My issues started in CSGO in 2015 right before they did the reanimated update (started in Operation bloodhound). This is also exactly when the widespread choke problem started for a lot of players but not for everyone, which I believe was caused because of the now inflated packets being sent and increased rate to handle the new animation system, which they were most definitely testing on the server side before they rolled it out as a patch as with Operation bloodhound this is when you started seeing all the animation anomalies. Enemies teleported around corners in a single frame, ragdolls were jittering through meshes but not solid geometry/bsp due to disagreeing server and client side collision models, the new animation systems hit capsules in the server side while the client side was still running the old hit box system. This is also when you started seeing third party ragdolls corrected to the server side position when killed which was inherently part of the new animation and lag compensation system that hasn't yet been rolled out. That came out months later, in September of that year I believe.
We saw choke in the net graph at this time because there were no systems in place to compensate for it. I believe these systems were added in 2017 where they released a patch with a note in it somewhere along the lines "fixed choke for some users, particularly on dsl connections". The choke went away with this patch, peekers stopped teleporting around corners but now what we had instead was the Ferrari peek insane inhuman peeks and shitty hitreg, aka, desync.
So I think 2017 was their first iteration of mitigating, not fixing, a very common problem causing choke, which many people still suffer with to this day and it's just masked so you don't see any actual indication of it in the telemetry.
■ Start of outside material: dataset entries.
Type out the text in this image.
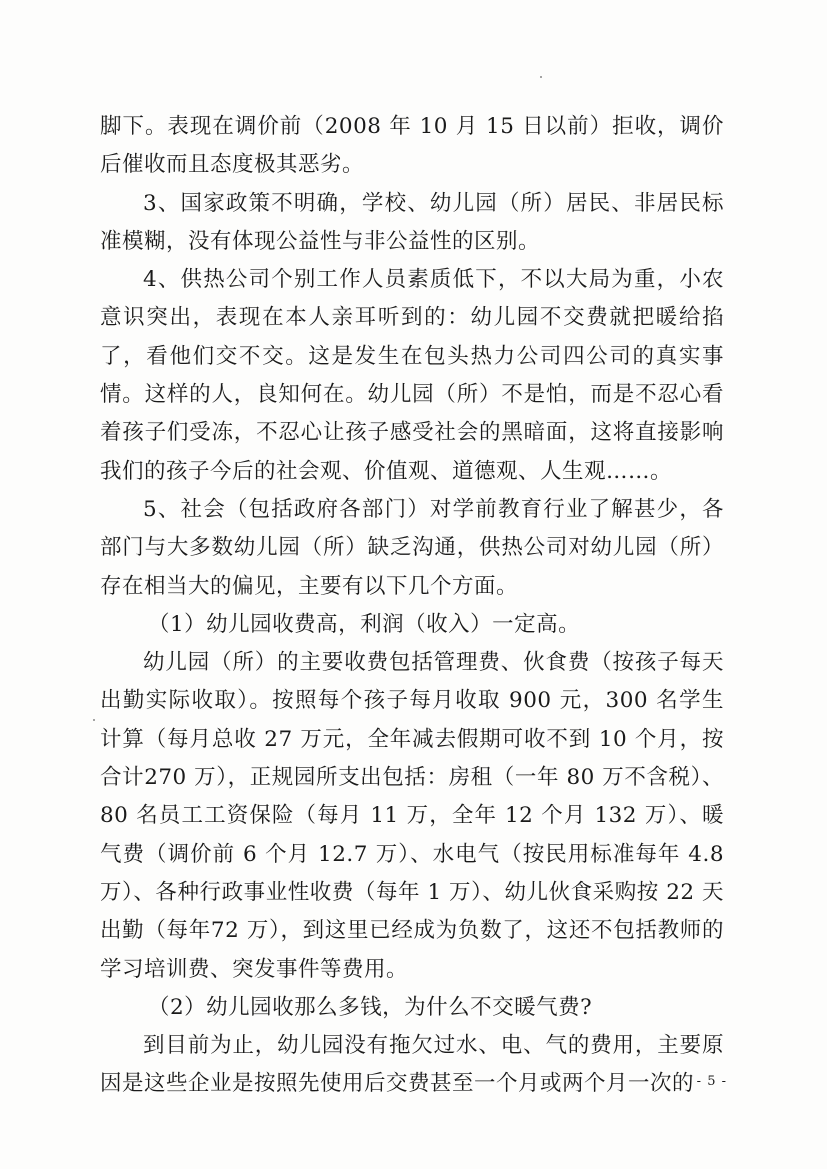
脚下。表现在调价前（2008 年 10 月 15 日以前）拒收，调价后催收而且态度极其恶劣。

3、国家政策不明确，学校、幼儿园（所）居民、非居民标准模糊，没有体现公益性与非公益性的区别。

4、供热公司个别工作人员素质低下，不以大局为重，小农意识突出，表现在本人亲耳听到的：幼儿园不交费就把暖给掐了，看他们交不交。这是发生在包头热力公司四公司的真实事情。这样的人，良知何在。幼儿园（所）不是怕，而是不忍心看着孩子们受冻，不忍心让孩子感受社会的黑暗面，这将直接影响我们的孩子今后的社会观、价值观、道德观、人生观……。

5、社会（包括政府各部门）对学前教育行业了解甚少，各部门与大多数幼儿园（所）缺乏沟通，供热公司对幼儿园（所）存在相当大的偏见，主要有以下几个方面。

（1）幼儿园收费高，利润（收入）一定高。

幼儿园（所）的主要收费包括管理费、伙食费（按孩子每天出勤实际收取）。按照每个孩子每月收取 900 元，300 名学生计算（每月总收 27 万元，全年减去假期可收不到 10 个月，按合计270 万），正规园所支出包括：房租（一年 80 万不含税）、80 名员工工资保险（每月 11 万，全年 12 个月 132 万）、暖气费（调价前 6 个月 12.7 万）、水电气（按民用标准每年 4.8 万）、各种行政事业性收费（每年 1 万）、幼儿伙食采购按 22 天出勤（每年72 万），到这里已经成为负数了，这还不包括教师的学习培训费、突发事件等费用。

（2）幼儿园收那么多钱，为什么不交暖气费?

到目前为止，幼儿园没有拖欠过水、电、气的费用，主要原因是这些企业是按照先使用后交费甚至一个月或两个月一次的 - 5 -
Another thing supporting this is that after this patch you could force choke with clumsy and netgraph just wouldn't report it even though you 100% knew you had it, because you were forcing it. You could force like 50% loss and not see any indication of packet loss whatsoever in gameplay. Your own movement, enemy movement all still looked smooth, as in not stuttery or teleporting, just moving outside of game mechanics. The only indication was huge variation in the server response for hits, some could be instant some could take half a second. This is direct evidence that even though there was huge packet loss, somehow packets were still getting through but heavily delayed which suggests crazy lag compensation and retransmission. Once you forced about 75%+ loss this is when you would suddenly start teleporting all over the map and everything went to shit, showing there was some very high packet loss threshold before compensation just outright turned off.
You can still force packet loss in cs2 with clumsy and not see it in the telemetry but the threshold does seem to be much lower now. You will see packet loss in the steam overlay but not in the in game telemetry and not as much as you know you've forced in the SDR stats.
I think the fix for networking issues is to make sure packet sizes never exceed the max routable size ensuring a single packet per tick.